Seminggu pertama tinggal di rumah keluarga Nico, Aira perlahan mulai menemukan kenyamannya. Kedua orang tua Nico benar-benar memperlakukannya seperti anak mereka sendiri. Sementara dari sisi Nico, meskipun di awal kedatangan Aira di rumah ini, Nico sempat menunjukkan penolakan yang akhirnya membuat situasi di antara mereka sedikit canggung selama beberapa hari, kini Aira sudah bisa merasakan kalau Nico sudah merasa nyaman berada di sekitarnya. Nico tidak lagi menunjukan gelagat canggung seperti sebelumnya.
"Na, persiapan untuk sekolah sudah siap semua?" Tanya Adryan pada Aira ketika mereka sedang makan malam bersama.
"Sudah, Om. Semuanya sudah siap," Aira melirik ke arah Nico sejenak lalu melanjutkan, "Nico banyak bantuin Nana."
Nico mau tidak mau akhirnya mengangkat wajahnya begitu mendengar Aira menyebut namanya. Ia lalu tersenyum pada Aira.
"Nanti kalau ada kesulitan, atau apapun itu di sekolah, minta bantuan Nico. Dan ya, kenapa kalian berdua terlihat canggung? Padahal dulu saat masih kecil saling menempel." Ucap Regina seraya menatap ke arah Nico dan Aira yang duduk berdampingan secara bergantian.

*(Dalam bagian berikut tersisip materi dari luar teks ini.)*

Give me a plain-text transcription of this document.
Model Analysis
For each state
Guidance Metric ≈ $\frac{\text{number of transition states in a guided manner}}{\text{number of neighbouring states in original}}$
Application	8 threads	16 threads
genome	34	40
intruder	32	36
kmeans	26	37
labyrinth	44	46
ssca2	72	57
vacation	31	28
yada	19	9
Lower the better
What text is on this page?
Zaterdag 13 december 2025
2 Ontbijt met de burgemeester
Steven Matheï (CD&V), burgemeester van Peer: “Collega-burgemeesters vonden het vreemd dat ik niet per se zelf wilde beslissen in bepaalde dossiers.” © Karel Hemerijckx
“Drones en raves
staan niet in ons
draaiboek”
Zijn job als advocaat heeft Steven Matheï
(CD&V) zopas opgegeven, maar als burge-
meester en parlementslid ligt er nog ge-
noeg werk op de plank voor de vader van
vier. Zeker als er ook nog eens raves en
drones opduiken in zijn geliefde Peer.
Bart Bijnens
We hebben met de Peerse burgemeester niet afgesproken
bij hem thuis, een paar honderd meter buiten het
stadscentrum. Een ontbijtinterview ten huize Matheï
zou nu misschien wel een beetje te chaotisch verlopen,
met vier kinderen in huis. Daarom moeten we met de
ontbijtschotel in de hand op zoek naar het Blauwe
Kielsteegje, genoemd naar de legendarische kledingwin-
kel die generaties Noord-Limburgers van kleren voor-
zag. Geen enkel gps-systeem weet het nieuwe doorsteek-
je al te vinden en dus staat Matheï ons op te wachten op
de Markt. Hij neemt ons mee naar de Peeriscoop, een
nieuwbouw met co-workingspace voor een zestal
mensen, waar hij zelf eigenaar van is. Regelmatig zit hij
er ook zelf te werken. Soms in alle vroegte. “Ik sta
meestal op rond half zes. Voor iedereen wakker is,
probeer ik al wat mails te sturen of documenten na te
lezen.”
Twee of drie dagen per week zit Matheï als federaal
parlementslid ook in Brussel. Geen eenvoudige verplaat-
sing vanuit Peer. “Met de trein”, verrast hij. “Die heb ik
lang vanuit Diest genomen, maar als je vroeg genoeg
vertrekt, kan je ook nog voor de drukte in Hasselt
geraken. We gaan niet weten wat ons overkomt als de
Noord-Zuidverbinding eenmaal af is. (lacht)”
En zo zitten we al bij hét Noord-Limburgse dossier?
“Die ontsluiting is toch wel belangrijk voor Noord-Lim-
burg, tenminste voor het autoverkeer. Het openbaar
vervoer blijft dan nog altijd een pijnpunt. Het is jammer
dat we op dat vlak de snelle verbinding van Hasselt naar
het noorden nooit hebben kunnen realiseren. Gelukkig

Nico dan Aira sama-sama terkejut. Bingung bagaimana harus menjawab. Menyadari bahwa kedua anak itu tampak kebingungan, Adryan kembali angkat suara.
"Ya jelas mereka canggung. Mereka udah cukup lama nggak ketemu. Belum lagi kemarin, Nico sempat bikin masalah."
Nico kembali merasa malu. Kenapa lagi-lagi Papanya harus mengungkit masalah itu sih? Tapi mau bagaimanapun, ini bukan posisi yang pas bagi Nico untuk mengelak. Ia salah, dan ia mengakuinya.
Setelah makan malam, Aira terlihat membaca sebuah novel di balkon. Nico yang saat itu akan memasuki kamarnya yang bersebelahan dengan kamar Aira, seketika mengurungkan niatnya dan berjalan menghampiri Aira.
"Ra, belum tidur? Besok hari pertama sekolah, lho."
"Sebentar lagi, Nic." Jawab Aira singkat.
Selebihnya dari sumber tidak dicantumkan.